Schuld daran ist Martin Luther. Der Kirchenreformator hatte eine Stelle aus dem Alten Testament übersetzt, in der es um Raben und ihre Jungen ging. „Wer bereitet dem Raben seine Nahrung, wenn seine Jungen zu Gott schreien und umherirren ohne Futter?“ lautet die Passage aus dem Buch Hiob – und aus ihr entstand das Bild, dass Raben ihren Nachwuchs vernachlässigen. In Wirklichkeit sollte der in weiterer Folge negativ besetzte Begriff „Rabenmutter“ eine Auszeichnung sein. Denn Rabeneltern, sowohl männliche als auch weibliche Tiere, kümmern sich vorbildlich um ihre Jungen. Selbst wenn junge Raben aus dem Nest gefallen sind und einen verlassenen und hilflosen Eindruck machen, sind die Eltern immer in der Nähe und kümmern sich um sie.


Acht Millionen wissen es besser.
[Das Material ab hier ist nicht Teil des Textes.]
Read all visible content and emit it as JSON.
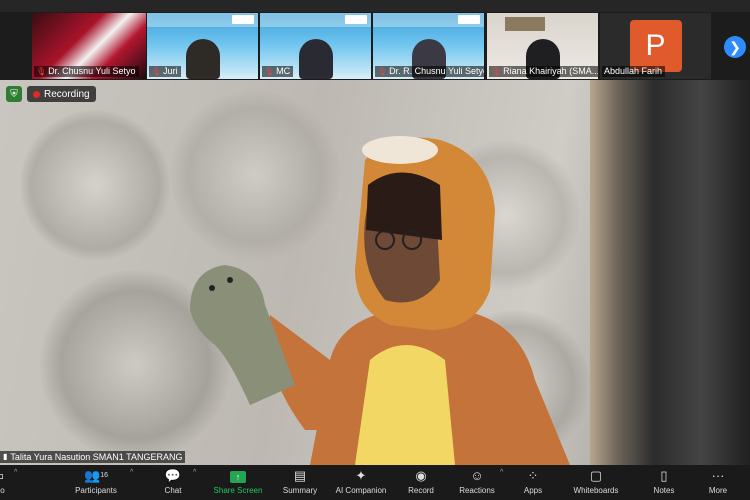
{
  "gallery": {
    "tiles": [
      {
        "name": "Dr. Chusnu Yuli Setyo",
        "muted": true
      },
      {
        "name": "Juri",
        "muted": true
      },
      {
        "name": "MC",
        "muted": true
      },
      {
        "name": "Dr. R. Chusnu Yuli Setyo",
        "muted": true
      },
      {
        "name": "Riana Khairiyah (SMA...",
        "muted": true
      },
      {
        "name": "Abdullah Farih",
        "muted": false,
        "avatar_letter": "P"
      }
    ],
    "next_icon": "chevron-right-icon"
  },
  "main_video": {
    "recording_label": "Recording",
    "speaker_name": "Talita Yura Nasution SMAN1 TANGERANG"
  },
  "toolbar": {
    "items": [
      {
        "label": "deo",
        "icon": "video-icon"
      },
      {
        "label": "Participants",
        "icon": "participants-icon",
        "count": "16"
      },
      {
        "label": "Chat",
        "icon": "chat-icon"
      },
      {
        "label": "Share Screen",
        "icon": "share-screen-icon"
      },
      {
        "label": "Summary",
        "icon": "summary-icon"
      },
      {
        "label": "AI Companion",
        "icon": "ai-companion-icon"
      },
      {
        "label": "Record",
        "icon": "record-icon"
      },
      {
        "label": "Reactions",
        "icon": "reactions-icon"
      },
      {
        "label": "Apps",
        "icon": "apps-icon"
      },
      {
        "label": "Whiteboards",
        "icon": "whiteboards-icon"
      },
      {
        "label": "Notes",
        "icon": "notes-icon"
      },
      {
        "label": "More",
        "icon": "more-icon"
      }
    ]
  },
  "colors": {
    "share_green": "#23a551",
    "record_red": "#e02828",
    "accent_blue": "#2d8cff",
    "avatar_orange": "#e05a2b"
  }
}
Die falsche Deutung aus der Biologie hat sich eingebürgert – und die Rabenmutter wird als Projektion für ein negatives Mutterbild genutzt. Genau dort setzt nun auch eine Ausstellung an, die das Linzer Lentos Museum im Herbst startet: „Rabenmütter“ widmet sich der Darstellung von Mutterschaft von 1900 bis heute. „Es ist ein Titel, von dem wir wissen, dass er einen Effekt erzeugt“, sagt Stella Rollig, künstlerische Direktorin des Hauses und eine der Kuratorinnen der Schau. Viele Mütter würden sich ja selbst als Rabenmütter sehen – weil ihnen genau das immer vorgeworfen wird: „Bei einer Fußball-WM gibt es in Österreich acht Millionen Nationaltrainer. Bei Müttern ist es genauso – alle anderen wissen genau, wie der Job richtig zu machen wäre.“ Egal, wo man sich zwischen den Extrempolen „Rabenmutter“ und „Helikopter-Mum“ positioniert – irgendjemand hat sicher etwas daran auszusetzen.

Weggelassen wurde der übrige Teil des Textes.